Armin Landeck
[biography from the National Gallery of art; acessed April 2020]
Before enrolling at Columbia University, Armin Landeck studied for two years at the University of Michigan. In New York he took summer classes at the Art Students League and visited the city's museums and galleries. By the time of his graduation from Columbia in 1927, he had become interested in printmaking and had bought a used press. In 1928 and 1929 he traveled and worked in Europe, seeing the work of the old masters and also modern art, sketching and making etchings wherever he could find an opportunity to use a press. He was greatly interested in the cubist art he saw in Paris, and the angular facets of his early compositions reflect that fascination. Returning to the United States in 1929, he settled on a farm in East Cornwall, Connecticut, but spent a great deal of time in New York City, moving back there in 1935 to teach printmaking.

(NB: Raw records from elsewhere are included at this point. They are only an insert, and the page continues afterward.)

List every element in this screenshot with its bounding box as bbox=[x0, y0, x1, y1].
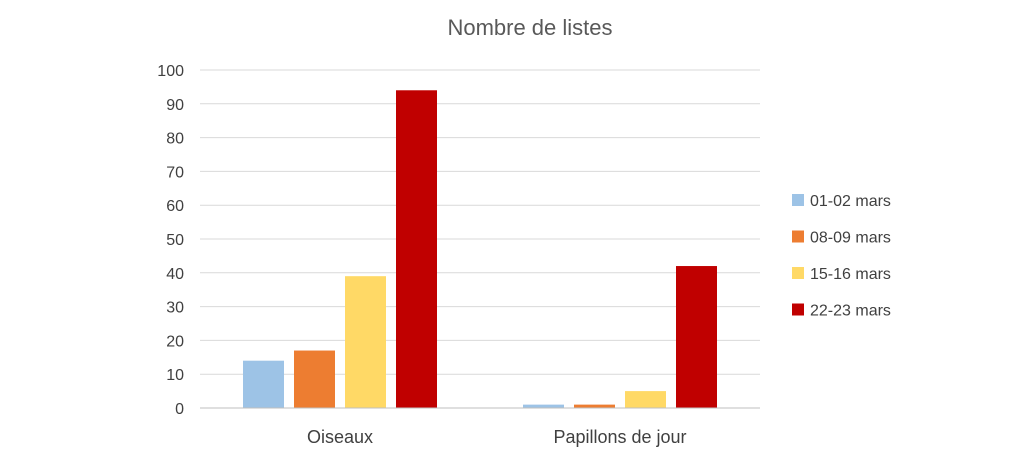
legend-label: 22-23 mars bbox=[810, 303, 891, 320]
bar-1-3 bbox=[676, 266, 717, 408]
bars bbox=[243, 90, 717, 408]
bar-0-3 bbox=[396, 90, 437, 408]
y-tick-label: 60 bbox=[166, 198, 184, 215]
y-tick-label: 0 bbox=[175, 401, 184, 418]
bar-1-1 bbox=[574, 404, 615, 408]
y-tick-label: 50 bbox=[166, 232, 184, 249]
y-axis-ticks: 0 10 20 30 40 50 60 70 80 90 100 bbox=[157, 63, 184, 418]
x-axis-categories: Oiseaux Papillons de jour bbox=[307, 427, 687, 447]
legend-swatch bbox=[792, 303, 804, 316]
legend-label: 08-09 mars bbox=[810, 230, 891, 247]
chart-title: Nombre de listes bbox=[447, 15, 612, 40]
y-tick-label: 40 bbox=[166, 266, 184, 283]
bar-0-1 bbox=[294, 350, 335, 408]
gridlines bbox=[200, 69, 760, 375]
legend-swatch bbox=[792, 230, 804, 243]
legend-label: 15-16 mars bbox=[810, 266, 891, 283]
bar-1-2 bbox=[625, 391, 666, 408]
bar-1-0 bbox=[523, 404, 564, 408]
y-tick-label: 30 bbox=[166, 300, 184, 317]
bar-0-2 bbox=[345, 276, 386, 408]
y-tick-label: 100 bbox=[157, 63, 184, 80]
y-tick-label: 70 bbox=[166, 164, 184, 181]
y-tick-label: 80 bbox=[166, 131, 184, 148]
bar-0-0 bbox=[243, 360, 284, 408]
legend-label: 01-02 mars bbox=[810, 193, 891, 210]
y-tick-label: 90 bbox=[166, 97, 184, 114]
legend-swatch bbox=[792, 194, 804, 206]
y-tick-label: 10 bbox=[166, 367, 184, 384]
legend-swatch bbox=[792, 267, 804, 279]
x-category-label: Oiseaux bbox=[307, 427, 373, 447]
x-category-label: Papillons de jour bbox=[553, 427, 686, 447]
legend: 01-02 mars 08-09 mars 15-16 mars 22-23 mars bbox=[792, 193, 891, 320]
y-tick-label: 20 bbox=[166, 333, 184, 350]
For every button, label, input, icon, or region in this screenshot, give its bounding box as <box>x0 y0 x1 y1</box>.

Throughout the 1930s he worked in etching, aquatint, drypoint, and lithography. Study with Stanley William Hayter at the New School for Social Research in New York in the early 1940s led to Landeck's extensive use of the engraving medium, but he continued to work in other etching media as well. In 1953 he was awarded a Guggenheim Fellowship that permitted him to work in Paris and to travel again through Europe. He retired from teaching in 1958 and moved back to his Connecticut farm, where he died in 1984.
Landeck focused on New York City in much of his work. As a student at Columbia University, Landeck earned a degree in architecture, and this training is reflected in his careful rendering of buildings and their details.